Salvemini G. (2012a), Il concetto di democrazia, ora in Il nostro Salvemini. Scritti di Gaetano Salvemini su «Il Ponte», a cura di Marcello Rossi, Il Ponte Editore, Firenze.
- (2012b), Fu l’Italia prefascista una democrazia?, ora in Il nostro Salvemini. Scritti di Gaetano Salvemini su «Il Ponte», cit.
- (2007), Sulla democrazia, a cura di Sergio Bucchi, Bollati Boringhieri, Torino.
- (2001), Memorie e soliloqui. Diario 1922-1923, a cura di Roberto Pertici, il Mulino, Bologna.
- (1984), Carteggio 1912-1914, a cura di Enzo Tagliacozzo, Laterza, Bari.
- (1978), Opere, vol. VIII, Scritti vari, a cura di Giorgio Agosti e Alessandro Galante Garrone, Feltrinelli, Milano.
- (1974), Che cos’è un “liberale italiano” nel 1946, in Id., Opere VI, Scritti sul fascismo, vol. III, a cura di Roberto Vivarelli, Feltrinelli, Milano.

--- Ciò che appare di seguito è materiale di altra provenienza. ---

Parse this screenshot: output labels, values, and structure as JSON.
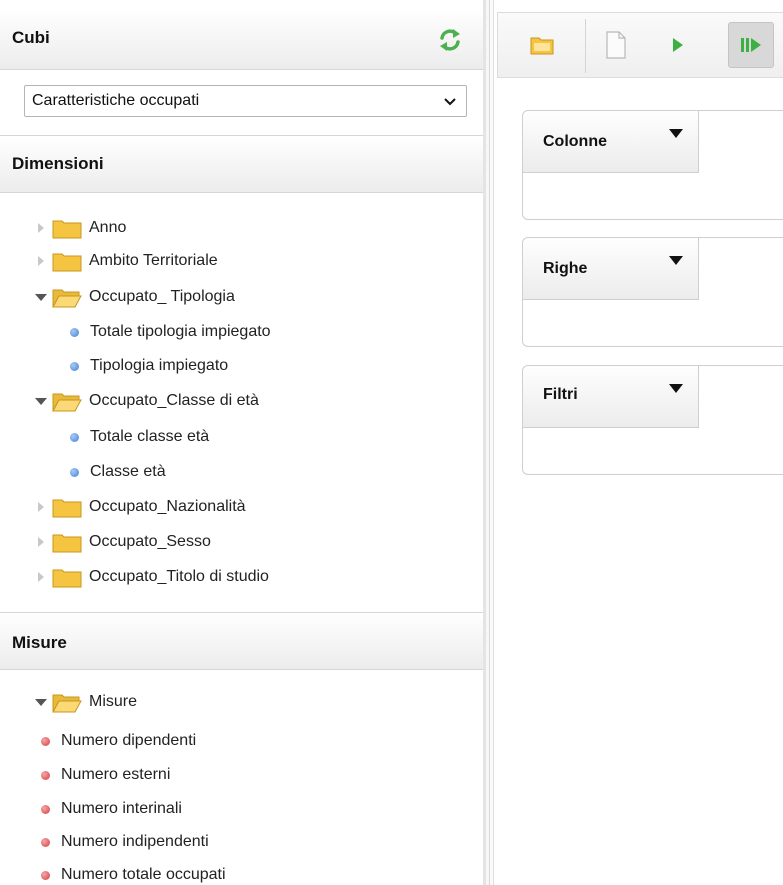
{
  "cubes": {
    "title": "Cubi",
    "selected_cube": "Caratteristiche occupati"
  },
  "dimensions": {
    "title": "Dimensioni",
    "items": [
      {
        "label": "Anno",
        "type": "folder",
        "expanded": false
      },
      {
        "label": "Ambito Territoriale",
        "type": "folder",
        "expanded": false
      },
      {
        "label": "Occupato_ Tipologia",
        "type": "folder",
        "expanded": true
      },
      {
        "label": "Totale tipologia impiegato",
        "type": "level"
      },
      {
        "label": "Tipologia impiegato",
        "type": "level"
      },
      {
        "label": "Occupato_Classe di età",
        "type": "folder",
        "expanded": true
      },
      {
        "label": "Totale classe età",
        "type": "level"
      },
      {
        "label": "Classe età",
        "type": "level"
      },
      {
        "label": "Occupato_Nazionalità",
        "type": "folder",
        "expanded": false
      },
      {
        "label": "Occupato_Sesso",
        "type": "folder",
        "expanded": false
      },
      {
        "label": "Occupato_Titolo di studio",
        "type": "folder",
        "expanded": false
      }
    ]
  },
  "measures": {
    "title": "Misure",
    "folder_label": "Misure",
    "items": [
      {
        "label": "Numero dipendenti"
      },
      {
        "label": "Numero esterni"
      },
      {
        "label": "Numero interinali"
      },
      {
        "label": "Numero indipendenti"
      },
      {
        "label": "Numero totale occupati"
      }
    ]
  },
  "query_panels": {
    "columns": "Colonne",
    "rows": "Righe",
    "filters": "Filtri"
  },
  "colors": {
    "refresh_green": "#4caf50",
    "folder_yellow": "#f5c542",
    "run_green": "#3cb043",
    "level_dot_blue": "#3f83d8",
    "measure_dot_red": "#d63b3b"
  },
  "icons": {
    "refresh": "refresh-icon",
    "folder_closed": "folder-icon",
    "folder_open": "folder-open-icon",
    "open_query": "open-folder-icon",
    "new_query": "new-document-icon",
    "run": "play-icon",
    "auto_run": "auto-run-icon"
  }
}
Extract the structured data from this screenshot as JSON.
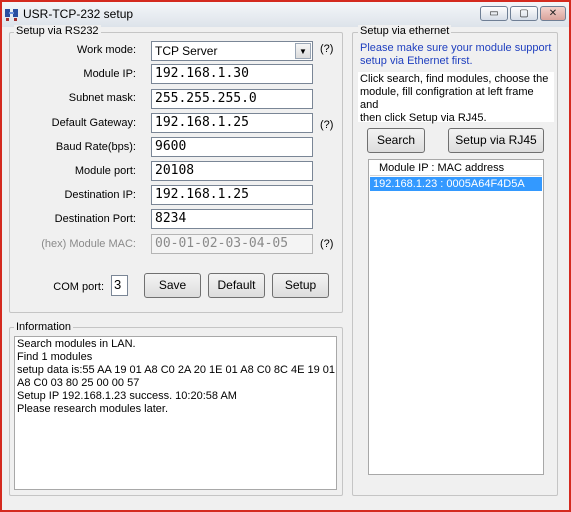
{
  "window": {
    "title": "USR-TCP-232 setup",
    "controls": {
      "minimize": "▭",
      "maximize": "▢",
      "close": "✕"
    }
  },
  "rs232": {
    "legend": "Setup via RS232",
    "work_mode": {
      "label": "Work mode:",
      "value": "TCP Server",
      "help": "(?)"
    },
    "module_ip": {
      "label": "Module IP:",
      "value": "192.168.1.30"
    },
    "subnet_mask": {
      "label": "Subnet mask:",
      "value": "255.255.255.0"
    },
    "default_gateway": {
      "label": "Default Gateway:",
      "value": "192.168.1.25",
      "help": "(?)"
    },
    "baud_rate": {
      "label": "Baud Rate(bps):",
      "value": "9600"
    },
    "module_port": {
      "label": "Module port:",
      "value": "20108"
    },
    "destination_ip": {
      "label": "Destination IP:",
      "value": "192.168.1.25"
    },
    "destination_port": {
      "label": "Destination Port:",
      "value": "8234"
    },
    "module_mac": {
      "label": "(hex) Module MAC:",
      "value": "00-01-02-03-04-05",
      "help": "(?)"
    },
    "com_port": {
      "label": "COM port:",
      "value": "3"
    },
    "buttons": {
      "save": "Save",
      "default": "Default",
      "setup": "Setup"
    }
  },
  "information": {
    "legend": "Information",
    "lines": [
      "Search modules in LAN.",
      "Find 1 modules",
      "setup data is:55 AA 19 01 A8 C0 2A 20 1E 01 A8 C0 8C 4E 19 01",
      "A8 C0 03 80 25 00 00 57",
      "Setup IP 192.168.1.23 success. 10:20:58 AM",
      "Please research modules later."
    ]
  },
  "ethernet": {
    "legend": "Setup via ethernet",
    "notice_lines": [
      "Please make sure your module support",
      "setup via Ethernet first."
    ],
    "instructions_lines": [
      "Click search, find modules, choose the",
      "module, fill configration at left frame and",
      "then click Setup via RJ45."
    ],
    "buttons": {
      "search": "Search",
      "setup_rj45": "Setup via RJ45"
    },
    "list": {
      "header": "Module IP : MAC address",
      "items": [
        "192.168.1.23 : 0005A64F4D5A"
      ]
    }
  },
  "colors": {
    "window_border": "#d42a1f",
    "notice_text": "#1f3fbf",
    "selection": "#3399ff"
  }
}
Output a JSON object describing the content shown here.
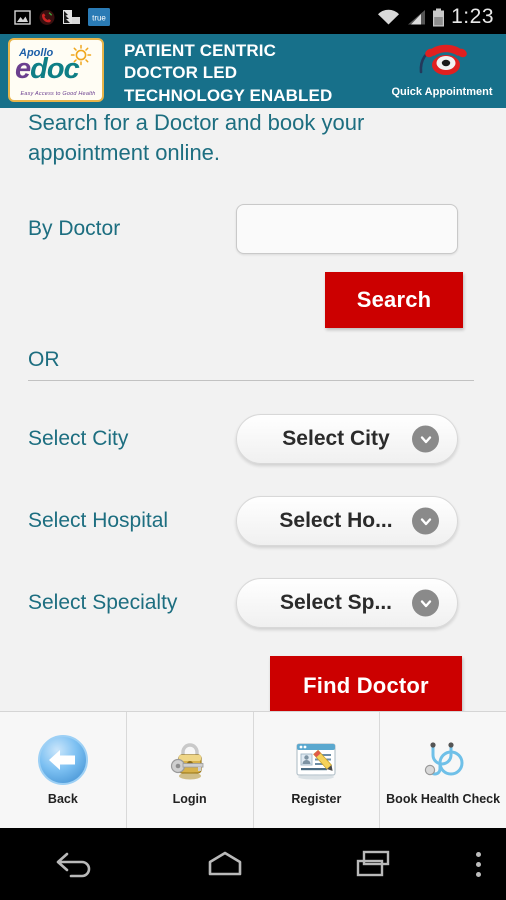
{
  "status_bar": {
    "time": "1:23",
    "left_icons": [
      "gallery-icon",
      "missed-call-icon",
      "signal-alt-icon",
      "true-app-icon"
    ],
    "true_badge_label": "true",
    "right_icons": [
      "wifi-icon",
      "cellular-signal-icon",
      "battery-icon"
    ]
  },
  "header": {
    "logo": {
      "apollo": "Apollo",
      "e": "e",
      "doc": "doc",
      "tagline": "Easy Access to Good Health"
    },
    "tagline_lines": [
      "PATIENT CENTRIC",
      "DOCTOR LED",
      "TECHNOLOGY ENABLED"
    ],
    "quick_appointment": {
      "label": "Quick Appointment",
      "icon": "telephone-icon"
    },
    "background_color": "#17708a"
  },
  "main": {
    "intro_text": "Search for a Doctor and book your appointment online.",
    "doctor_search": {
      "label": "By Doctor",
      "value": "",
      "placeholder": ""
    },
    "search_button": "Search",
    "or_text": "OR",
    "selects": [
      {
        "label": "Select City",
        "value": "Select City",
        "icon": "chevron-down-icon"
      },
      {
        "label": "Select Hospital",
        "value": "Select Ho...",
        "icon": "chevron-down-icon"
      },
      {
        "label": "Select Specialty",
        "value": "Select Sp...",
        "icon": "chevron-down-icon"
      }
    ],
    "find_doctor_button": "Find Doctor",
    "accent_color": "#cc0000",
    "label_color": "#1d6e80"
  },
  "toolbar": {
    "items": [
      {
        "label": "Back",
        "icon": "back-arrow-icon"
      },
      {
        "label": "Login",
        "icon": "padlock-key-icon"
      },
      {
        "label": "Register",
        "icon": "registration-form-icon"
      },
      {
        "label": "Book Health Check",
        "icon": "stethoscope-icon"
      }
    ]
  },
  "nav_bar": {
    "buttons": [
      "back-nav-icon",
      "home-nav-icon",
      "recents-nav-icon",
      "overflow-menu-icon"
    ]
  }
}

- (1967), Lettere dall’America 1944-1946, a cura di Alberto Merola, Laterza, Bari.
- (1966), G.B. Shaw e il fascismo, in Id., Opere VI, Scritti sul fascismo, vol. II, a cura di Nino Valeri e Alberto Merola, Feltrinelli, Milano.
Vivarelli R. (1974), Prefazione a G. Salvemini, Opere VI, Scritti sul fascismo, vol. III, Feltrinelli, Milano.